Une ruée vers l'or à risques


Note stratégique réalisée par CEIS sous la direction de Jean-Jacques Brun

Esport, rapport de CEISTable des matières

  1. Quand le sport se confine
  2. L' eSport comme substitut et lien chez les sportifs et leur public
  3. L'industrie du jeu connaît la plus grande crise de son histoire
  4. La réaction des opérateurs de paris
  5. Autorités sportives et régulateurs bientôt dépassés ?
  6. L'eSport en quelques chiffres
  7. Et après ?

1. Quand le sport se confine

Le coronavirus a provoqué la suspension de la plupart des événements sportifs et hippiques, pour éviter sa propagation.

Du côté du football, tous les championnats ont été suspendus. La Ligue des Champions et la Ligue Europa, les compétitions entre clubs européens, sont arrêtées. En ce qui concerne les compétitions domestiques, en France, la Ligue 1, la Ligue 2 et la Ligue féminine sont clôturées tout comme les championnats anglais, italiens, espagnols et allemands. L'Euro de football, l'un des événements majeurs de cette année, prévu initialement du 11 juin au 11 juillet, n'aura pas lieu.

En ovalie, le tournoi des VI Nations, dans lequel figure la France, est reporté à octobre prochain.

Le monde du tennis s'est aussi arrêté. Roland-Garros est reporté à septembre prochain. Les tournois du circuit masculin ATP, la WTA, le circuit féminin, sont annulés[1].

Le sort du Tour de France est resté longtemps en suspens avant que ne soit décidé de reprogrammer le départ de la course au 29 aout[2]. Le Giro, qui devait se dérouler en mars, aura lieu en octobre.

Du côté des sports mécaniques, la situation est identique. En Formule 1, les Grands Prix ont été annulés les uns après les autres au fur et à mesure de l'avancée du confinement. En moto, le début de la saison a été d'abord décalé de deux mois avant d'être arrêté. Les 24 Heures du Mans moto, prévues les 18 et 19 avril, sont repoussées aux 29 et 30 août[3].

2. L' eSport comme substitut et lien chez les sportifs et leur public

2.1. Des compétitions réelles qui migrent vers l'eSport

Face à l'annulation des compétitions, de nombreux sports décident de poursuivre leurs championnats sur consoles ou simulateurs.

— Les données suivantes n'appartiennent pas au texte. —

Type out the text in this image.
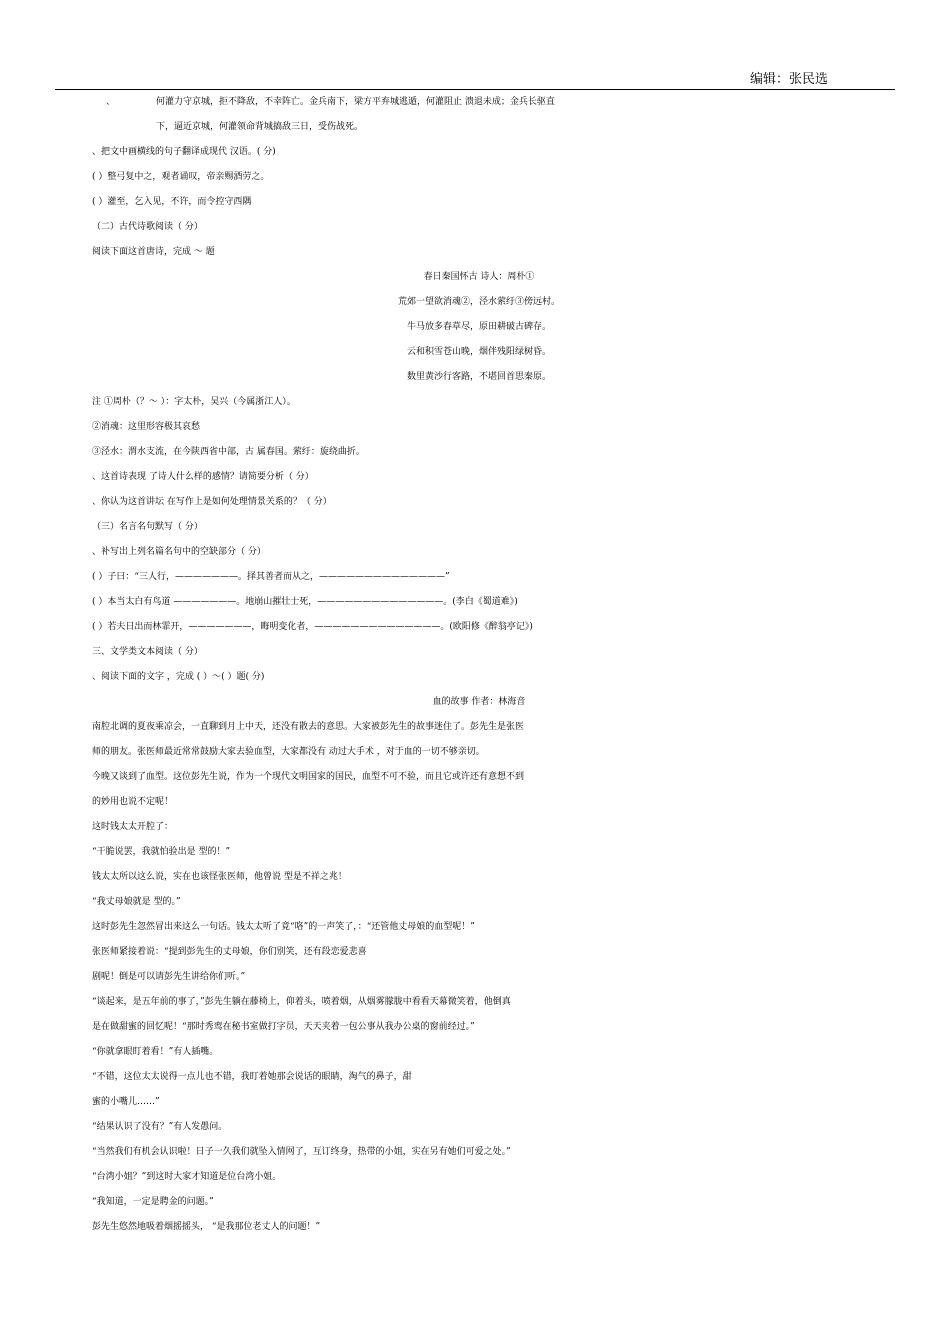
编辑：张民选
、	何灌力守京城，拒不降敌，不幸阵亡。金兵南下，梁方平弃城逃遁，何灌阻止 溃退未成；金兵长驱直
下，逼近京城，何灌领命背城搞敌三日，受伤战死。
、把文中画横线的句子翻译成现代 汉语。( 分)
( ）整弓复中之，观者诵叹，帝亲赐酒劳之。
( ）灌至，乞入见，不许，而令控守西隅
（二）古代诗歌阅读（ 分）
阅读下面这首唐诗，完成 ～ 题
春日秦国怀古 诗人：周朴①
荒郊一望欲消魂②，泾水萦纡③傍远村。
牛马放多春草尽，原田耕破古碑存。
云和积雪苍山晚，烟伴残阳绿树昏。
数里黄沙行客路，不堪回首思秦原。
注 ①周朴（？～ ）：字太朴，吴兴（今属浙江人）。
②消魂：这里形容极其哀愁
③泾水：渭水支流，在今陕西省中部，古 属春国。萦纡：旋绕曲折。
、这首诗表现 了诗人什么样的感情？请简要分析（ 分）
、你认为这首讲坛 在写作上是如何处理情景关系的？（ 分）
（三）名言名句默写（ 分）
、补写出上列名篇名句中的空缺部分（ 分）
( ）子曰：“三人行，———————。择其善者而从之，——————————————”
( ）本当太白有鸟道 ———————。地崩山摧壮士死，——————————————。(李白《蜀道难》)
( ）若夫日出而林霏开，———————，晦明变化者，——————————————。(欧阳修《醉翁亭记》)
三、文学类文本阅读（ 分）
、阅读下面的文字 ，完成 ( ）～( ）题( 分)
血的故事 作者：林海音
南腔北调的夏夜乘凉会，一直聊到月上中天，还没有散去的意思。大家被彭先生的故事迷住了。彭先生是张医
师的朋友。张医师最近常常鼓励大家去验血型，大家都没有 动过大手术 ，对于血的一切不够亲切。
今晚又谈到了血型。这位彭先生说，作为一个现代文明国家的国民，血型不可不验，而且它或许还有意想不到
的妙用也说不定呢！
这时钱太太开腔了：
“干脆说罢，我就怕验出是 型的！”
钱太太所以这么说，实在也该怪张医师，他曾说 型是不祥之兆！
“我丈母娘就是 型的。”
这时彭先生忽然冒出来这么一句话。钱太太听了竟“咯”的一声笑了，：“还管他丈母娘的血型呢！”
张医师紧接着说：“提到彭先生的丈母娘，你们别笑，还有段恋爱悲喜
剧呢！倒是可以请彭先生讲给你们听。”
“谈起来，是五年前的事了，”彭先生躺在藤椅上，仰着头，喷着烟，从烟雾朦胧中看看天幕微笑着，他倒真
是在做甜蜜的回忆呢！“那时秀鸾在秘书室做打字员，天天夹着一包公事从我办公桌的窗前经过。”
“你就拿眼盯着看！”有人插嘴。
“不错，这位太太说得一点儿也不错，我盯着她那会说话的眼睛，淘气的鼻子，甜
蜜的小嘴儿……”
“结果认识了没有？”有人发愚问。
“当然我们有机会认识啦！日子一久我们就坠入情网了，互订终身，热带的小姐，实在另有她们可爱之处。”
“台湾小姐？”到这时大家才知道是位台湾小姐。
“我知道，一定是聘金的问题。”
彭先生悠然地吸着烟摇摇头， “是我那位老丈人的问题！”
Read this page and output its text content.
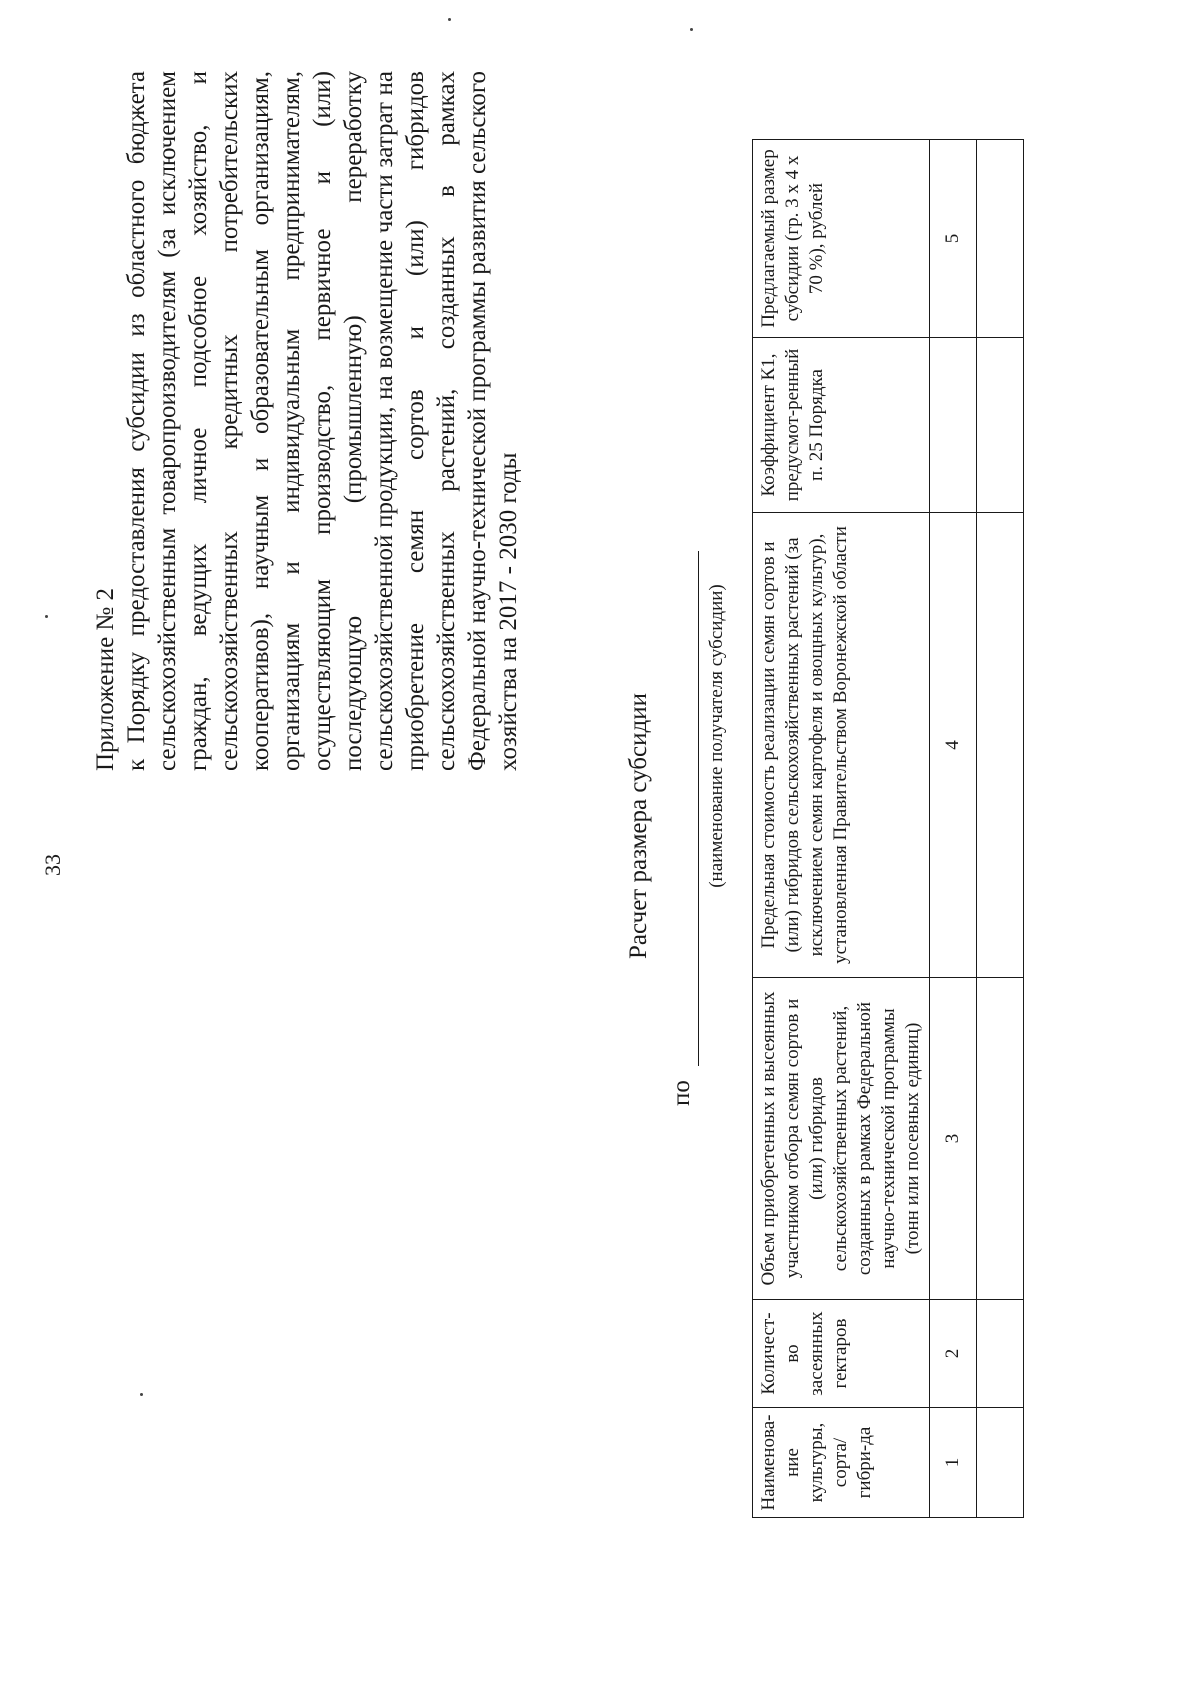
33
Приложение № 2 к Порядку предоставления субсидии из областного бюджета сельскохозяйственным товаропроизводителям (за исключением граждан, ведущих личное подсобное хозяйство, и сельскохозяйственных кредитных потребительских кооперативов), научным и образовательным организациям, организациям и индивидуальным предпринимателям, осуществляющим производство, первичное и (или) последующую (промышленную) переработку сельскохозяйственной продукции, на возмещение части затрат на приобретение семян сортов и (или) гибридов сельскохозяйственных растений, созданных в рамках Федеральной научно-технической программы развития сельского хозяйства на 2017 - 2030 годы
Расчет размера субсидии
по
(наименование получателя субсидии)
Наименова-ние культуры, сорта/гибри-да	Количест-во засеянных гектаров	Объем приобретенных и высеянных участником отбора семян сортов и (или) гибридов сельскохозяйственных растений, созданных в рамках Федеральной научно-технической программы (тонн или посевных единиц)	Предельная стоимость реализации семян сортов и (или) гибридов сельскохозяйственных растений (за исключением семян картофеля и овощных культур), установленная Правительством Воронежской области	Коэффициент К1, предусмот-ренный п. 25 Порядка	Предлагаемый размер субсидии (гр. 3 х 4 х 70 %), рублей
1	2	3	4		5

Le premier grand championnat à avoir migré vers une plate-forme virtuelle est sans doute la NBA. Mise à l'arrêt le 12 mars après le test positif du français Rudy Gobert au Covid-19, la ligue a très tôt eu l'idée d'organiser un tournoi sur le plus populaire des jeux de basket : NBA 2K 20. Le tournoi, qui a débuté le 4 avril, s'est achevé le 11 avril, avec la victoire de l'arrière des Suns de Phoenix, Devin Booker. Ce dernier a reversé son prix de 100 000 USD à Action Contre la Faim. L'événement a été diffusé sur ESPN, suivi par des milliers de téléspectateurs[4] avant tout fans de Basket.

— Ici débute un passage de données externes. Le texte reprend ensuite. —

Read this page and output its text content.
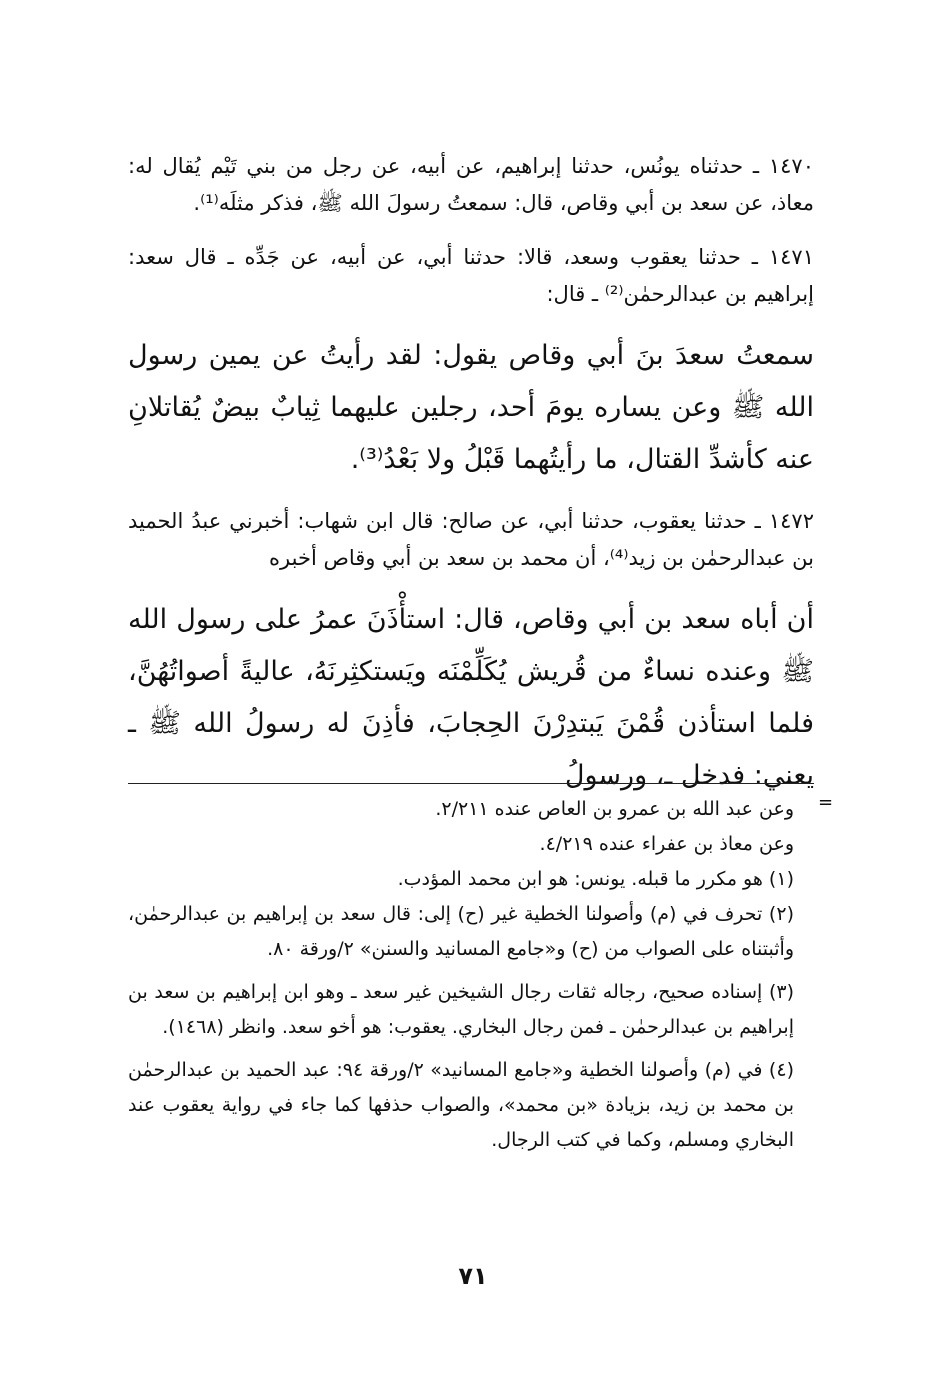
١٤٧٠ ـ حدثناه يونُس، حدثنا إبراهيم، عن أبيه، عن رجل من بني تَيْم يُقال له: معاذ، عن سعد بن أبي وقاص، قال: سمعتُ رسولَ الله ﷺ، فذكر مثلَه⁽¹⁾.

١٤٧١ ـ حدثنا يعقوب وسعد، قالا: حدثنا أبي، عن أبيه، عن جَدِّه ـ قال سعد: إبراهيم بن عبدالرحمٰن⁽²⁾ ـ قال:

سمعتُ سعدَ بنَ أبي وقاص يقول: لقد رأيتُ عن يمين رسول الله ﷺ وعن يساره يومَ أحد، رجلين عليهما ثِيابٌ بيضٌ يُقاتلانِ عنه كأشدِّ القتال، ما رأيتُهما قَبْلُ ولا بَعْدُ⁽³⁾.

١٤٧٢ ـ حدثنا يعقوب، حدثنا أبي، عن صالح: قال ابن شهاب: أخبرني عبدُ الحميد بن عبدالرحمٰن بن زيد⁽⁴⁾، أن محمد بن سعد بن أبي وقاص أخبره

أن أباه سعد بن أبي وقاص، قال: استأْذَنَ عمرُ على رسول الله ﷺ وعنده نساءٌ من قُريش يُكَلِّمْنَه ويَستكثِرنَهُ، عاليةً أصواتُهُنَّ، فلما استأذن قُمْنَ يَبتدِرْنَ الحِجابَ، فأذِنَ له رسولُ الله ﷺ ـ يعني: فدخل ـ، ورسولُ

=

وعن عبد الله بن عمرو بن العاص عنده ٢/٢١١.

وعن معاذ بن عفراء عنده ٤/٢١٩.

(١) هو مكرر ما قبله. يونس: هو ابن محمد المؤدب.

(٢) تحرف في (م) وأصولنا الخطية غير (ح) إلى: قال سعد بن إبراهيم بن عبدالرحمٰن، وأثبتناه على الصواب من (ح) و«جامع المسانيد والسنن» ٢/ورقة ٨٠.

(٣) إسناده صحيح، رجاله ثقات رجال الشيخين غير سعد ـ وهو ابن إبراهيم بن سعد بن إبراهيم بن عبدالرحمٰن ـ فمن رجال البخاري. يعقوب: هو أخو سعد. وانظر (١٤٦٨).

(٤) في (م) وأصولنا الخطية و«جامع المسانيد» ٢/ورقة ٩٤: عبد الحميد بن عبدالرحمٰن بن محمد بن زيد، بزيادة «بن محمد»، والصواب حذفها كما جاء في رواية يعقوب عند البخاري ومسلم، وكما في كتب الرجال.

٧١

Le championnat espagnol de football a été remplacé au pied levé par un tournoi sur le jeu FIFA 2020 auquel ont participé toutes les équipes de la Liga espagnole, hormis le FC Barcelone et Majorque, partenaire de Konami, concurrent de EA Sports. Les clubs ont alors chacun désigné un joueur pour les représenter. C'est le milieu de terrain du Real Madrid, Marco Asensio, qui a remporté le tournoi. Les fonds récoltés lors ont été reversés pour la lutte contre le coronavirus. L'événement a été diffusé sur la chaîne Twitch du commentateur d'eSports espagnol Ibai Llanos, qui avait lancé l'idée sur Twitter[5]. La ligue de football connue pour avoir le niveau le plus relevé, la Premier League anglaise, a également migré vers l'eSport, mettant en scène 20 joueurs, parmi les plus connus, dont Raheem Sterling ou encore Trent Alexander-Arnold[6].

Du côté de la course automobile, la qualité de certaines simulations permet aux pilotes de se rapprocher des sensations éprouvées lors d'une course réelle. Ainsi, dans le sport auto, les compétitions virtuelles n'ont pas tardé à remplacer leur équivalent réel. Alors que la Formule 1 était contrainte de revoir une grande partie de son calendrier en reportant ou en annulant les sept premiers grands prix de la saison, une compétition virtuelle parallèle s'est mise en place. Le F1 ESport Virtual Grand Prix Series se joue sur la version PC de F1 2019 et voit s'affronter plusieurs pilotes professionnels. Charles Leclerc, Lando Norris ou encore Jenson Button se sont affrontés en ligne. Parallèlement, lundi 6 avril a eu lieu la première manche de l'ESport WTCR, une compétition de "simracing" qui a vu s'affronter gamers et pilotes professionnels. Diffusée sur Eurosport, la première manche a vu s'affronter le français Yann Ehrlacher ou encore Norbert Michelisz, ancien joueur devenu pilote grâce à ses performances en ligne.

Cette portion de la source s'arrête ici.